BC e financismo: tudo a ver
O mais impressionante é que este seleto contingente de indivíduos acaba sendo referendado por parcela significativa das elites das classes dominantes de setores não financeiros. Dirigentes do agronegócio, da manufatura, dos serviços e do comércio incorporam, tal como se fossem suas, as reivindicações e as posições expressas pelo financismo a respeito da política econômica e dos próprios rumos do país. A submissão obediente e passiva das demais frações das classes dominantes aos interesses da banca faz com que a maioria incorpore a fatalidade da convivência normalizada com taxas de juros nominais e reais absurdamente altas. Ou ainda que reverberem de forma mecânica e acrítica as inconsequências de propostas envolvendo a redução da participação do setor público na economia ou a obediência cega à busca da austeridade fiscal criminosa.
Ora, já foram divulgados estudos e experimentos demonstrando que as projeções apresentadas por esse modelitos econométricos carecem de fundamentação. Na verdade, contra-modelos utilizados evidenciam que até mesmo macacos podem chegar a resultados mais próximos à realidade do que as previsões “científicas” dos especialistas. Enfim, falta muita credibilidade aos resultados que os operadores do financismo apresentam como sendo o suprassumo da neutralidade e como a quintessência da boa técnica da econometria. Caso o BC optasse por auscultar também as opiniões de economistas, professores e centros de pesquisa independentes do poder do financismo certamente haveria alguma divergência de opinião e de diagnóstico. Mas sob a retórica enganosa da suposta “independência” do órgão, na verdade repousa uma subordinação absoluta em relação aos interesses da banca.
O relatório mais recente revela tal incongruência. A previsão para o crescimento do PIB em 2023 registra uma alta de 2,14%. O importante a observar é que se trata de mais uma elevação semanal de tal projeção. Há pouco mais de um mês atrás, em 15 de maio, essa mesma previsão era de 1,02%. Ora o que teria feito os modelos todos do setor terem cometido um erro tão gritante como esse? Como explicar uma diferença superior ao dobro, algo de mais de 100%, no intervalo de apenas 5 semanas entre uma consulta e outra? Na verdade, é razoável supor que se trata de um exercício que se assemelha muito mais ao comportamento de torcida uniformizada do que o resultado de uma análise séria e descomprometida da defesa de interesses. No caso, trata-se de uma predefinição arraigada de que o governo Lula 3.0 não pode dar certo.

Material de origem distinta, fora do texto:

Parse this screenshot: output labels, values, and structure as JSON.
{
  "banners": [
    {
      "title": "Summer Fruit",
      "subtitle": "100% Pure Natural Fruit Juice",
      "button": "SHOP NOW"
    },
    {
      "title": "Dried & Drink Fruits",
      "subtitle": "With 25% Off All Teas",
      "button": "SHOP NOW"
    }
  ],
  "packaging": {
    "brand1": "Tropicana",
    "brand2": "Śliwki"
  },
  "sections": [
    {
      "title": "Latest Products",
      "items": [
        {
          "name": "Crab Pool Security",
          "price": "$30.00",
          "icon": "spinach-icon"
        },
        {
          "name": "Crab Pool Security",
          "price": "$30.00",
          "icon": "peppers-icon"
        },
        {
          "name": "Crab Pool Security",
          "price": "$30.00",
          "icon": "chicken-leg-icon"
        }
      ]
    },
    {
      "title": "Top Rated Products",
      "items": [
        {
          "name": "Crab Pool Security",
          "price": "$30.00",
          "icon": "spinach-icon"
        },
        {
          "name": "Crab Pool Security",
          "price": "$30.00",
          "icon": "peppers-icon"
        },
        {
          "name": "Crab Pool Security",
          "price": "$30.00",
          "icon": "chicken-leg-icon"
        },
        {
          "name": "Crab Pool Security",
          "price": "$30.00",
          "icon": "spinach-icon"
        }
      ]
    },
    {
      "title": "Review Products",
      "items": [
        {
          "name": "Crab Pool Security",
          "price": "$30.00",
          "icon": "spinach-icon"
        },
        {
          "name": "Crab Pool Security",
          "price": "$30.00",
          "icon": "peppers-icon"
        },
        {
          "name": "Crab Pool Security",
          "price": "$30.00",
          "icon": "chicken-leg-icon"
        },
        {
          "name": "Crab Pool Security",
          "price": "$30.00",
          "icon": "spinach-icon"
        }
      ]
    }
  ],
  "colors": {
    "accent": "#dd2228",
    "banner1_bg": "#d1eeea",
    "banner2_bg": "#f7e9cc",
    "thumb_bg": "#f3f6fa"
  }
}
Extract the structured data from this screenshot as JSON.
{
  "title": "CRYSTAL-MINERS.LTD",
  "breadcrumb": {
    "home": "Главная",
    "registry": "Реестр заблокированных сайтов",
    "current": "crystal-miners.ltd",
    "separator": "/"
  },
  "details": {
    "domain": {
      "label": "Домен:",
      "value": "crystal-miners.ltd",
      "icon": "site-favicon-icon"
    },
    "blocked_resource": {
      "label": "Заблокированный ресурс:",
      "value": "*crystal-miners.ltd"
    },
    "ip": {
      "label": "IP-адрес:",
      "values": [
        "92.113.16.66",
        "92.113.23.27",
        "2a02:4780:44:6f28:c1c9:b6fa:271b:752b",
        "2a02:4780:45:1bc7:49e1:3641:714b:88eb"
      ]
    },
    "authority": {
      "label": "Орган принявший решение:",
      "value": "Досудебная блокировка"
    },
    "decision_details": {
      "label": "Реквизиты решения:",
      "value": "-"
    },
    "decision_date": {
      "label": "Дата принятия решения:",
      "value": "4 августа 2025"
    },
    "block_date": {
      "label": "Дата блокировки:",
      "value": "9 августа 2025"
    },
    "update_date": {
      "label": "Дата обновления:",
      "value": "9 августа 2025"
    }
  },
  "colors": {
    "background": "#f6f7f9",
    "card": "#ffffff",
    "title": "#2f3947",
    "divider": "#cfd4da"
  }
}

E ponto final.
PIB pode melhorar um pouco
Pois esta mesma pesquisa Focus tem oferecido aos integrantes do Copom o material para manter a Selic nos níveis estratosféricos de 13,75% desde agosto do ano passado. Ou que tenha vindo semanalmente justificando a escalda altista da taxa iniciada em março de 2021, quando ela estava em apenas 2%. O nome para tal processo é – nada mais, nada menos – profecia auto realizada. Assim, é também razoável supor que o comitê vá começar a reduzir de forma cosmética a mesma, uma vez que a Focus projetava 12,50% para o final do ano até a semana passada e agora os respondentes chegam mesmo à heresia de sugerir 12,25%. Mas em qualquer das hipóteses, o patamar continua absurdamente alto e o Brasil segue como o campeão mundial da taxa real de juros.
Uma das razões para essa mudança sutil no comportamento da nata do mundo financista é o tal choque da realidade. Os números oficiais da economia começam a sugerir que o PIB deste ano não será mesmo tão trágico como pretendiam as viúvas de Paulo Guedes e os inconformados com a derrota do genocida no pleito de outubro passado. Ao longo de 2023, o desempenho do setor exportador de “commodities” deve colaborar para a manutenção do nível geral das atividades. Além disso, é possível que os analistas estejam se rendendo às evidências de que algumas das medidas adotadas por Lula – aquelas que eles mesmo consideram como sendo populistas e irresponsáveis – podem contribuir para alguma melhoria no PIB. Apesar do desemprego elevado e da porcentagem significativa de endividados na população, pouco a pouco pipocam sinais de recuperação no nível de atividades.
Agência de risco: é prudente conter o entusiasmo
Uma vez confirmado o sequestro da política monetária viabilizado pela independência do BC, o novo governo já começou com algumas amarras na condução da economia. Na sequência, com a entrega voluntária da política fiscal pela postura submissa de Fernando Haddad na elaboração do novo arcabouço fiscal, os representantes do sistema financeiro passam paulatinamente a relativizar a postura crítica ao governo. Apesar do fim da breve lua de mel dos grandes meios de comunicação com Lula, seu ministro da Fazenda é preservado e até mesmo elogiado.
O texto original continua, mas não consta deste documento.